Hello everyone,

 

As many of you know, I have Cystic Fibrosis and rely on a genetic protein modulator called Trikafta, which is critical for managing the disease. For those who benefit from Trikafta, missing doses can lead to a rapid and severe decline, as the symptoms of CF can quickly return.

 

My insurance has consistently covered Trikafta, though they require prior authorization (PA). Once my doctor’s office submits the PA documents, the medication is typically approved.

 

The PA process usually works like this: the doctor’s office requests that insurance covers a specific medication.
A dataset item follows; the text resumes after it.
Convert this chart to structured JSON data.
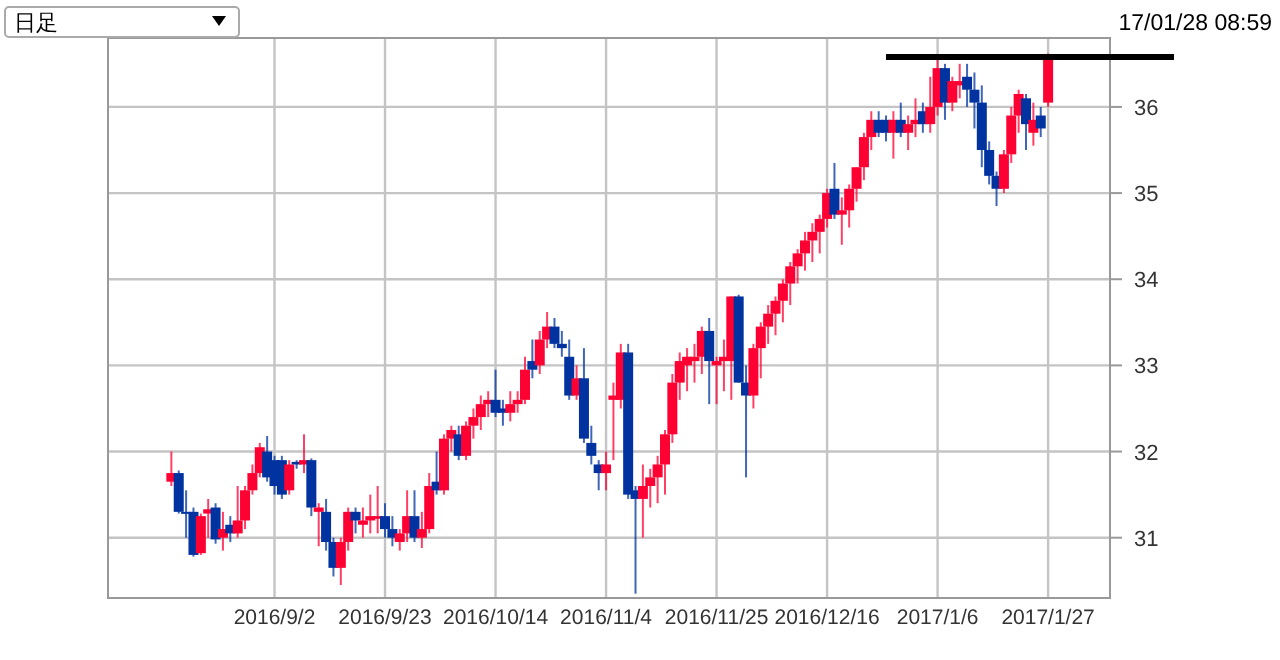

The insurance company, seeing that it’s costly, asks a few questions to confirm it’s necessary and that there are no cheaper alternatives. The doctor’s office then answers each question, thoroughly advocating for the need for the medication. In urgent cases, clinics can speed up this process with a verbal PA request, where they call the insurance company to explain the situation in real time.

 

Unfortunately, there seems to be a debate among CF providers and in the community about whether running out of Trikafta qualifies as an emergency and whether it warrants the extra time to make a verbal authorization request.

 

Let me tell you—it is urgent. When you’re down to just a couple of days’ supply and still waiting on approval, you want your providers to call and advocate on your behalf. Verbal PAs don’t just speed things up; they provide much-needed clarity.

 

Recently, I experienced the consequences of delays firsthand. I informed my clinic two months before my supply ran out, but missteps slowed down the process. The form was initially submitted to the wrong pharmacy, then resubmitted with missing information, resulting in a denial. This happened multiple times, and as I watched my supply dwindle to zero, I begged the clinic to do a verbal PA. I was assured it wasn’t necessary and promised someone would handle it. When my doctor finally called, they opted not to pursue a verbal PA because insurance said it wasn’t “required”—despite the fact it could still be done to ensure I wouldn’t go without the medication.

 

Going without Trikafta was frightening. Add to that the ongoing COVID-19 pandemic, plus a young child who often brings home illnesses from preschool, and it was a stressful experience. I ended up going a week without Trikafta and, unfortunately, fell ill. My child and I both developed pneumonia. Despite negative tests for COVID-19 and other common viruses, we were left battling something. I had to go through it with my body in its old CF state, a situation that could have been avoided with more proactive advocacy.

 

To address situations like this, I believe CF centers should be required to initiate a verbal PA when a patient has three days of Trikafta left without approval or certainty of coverage. I urge the CF Foundation to make this a mandatory policy for all accredited centers caring for CF patients.

 

Thank you for reading and for supporting CF patients’ right to access the treatments we need.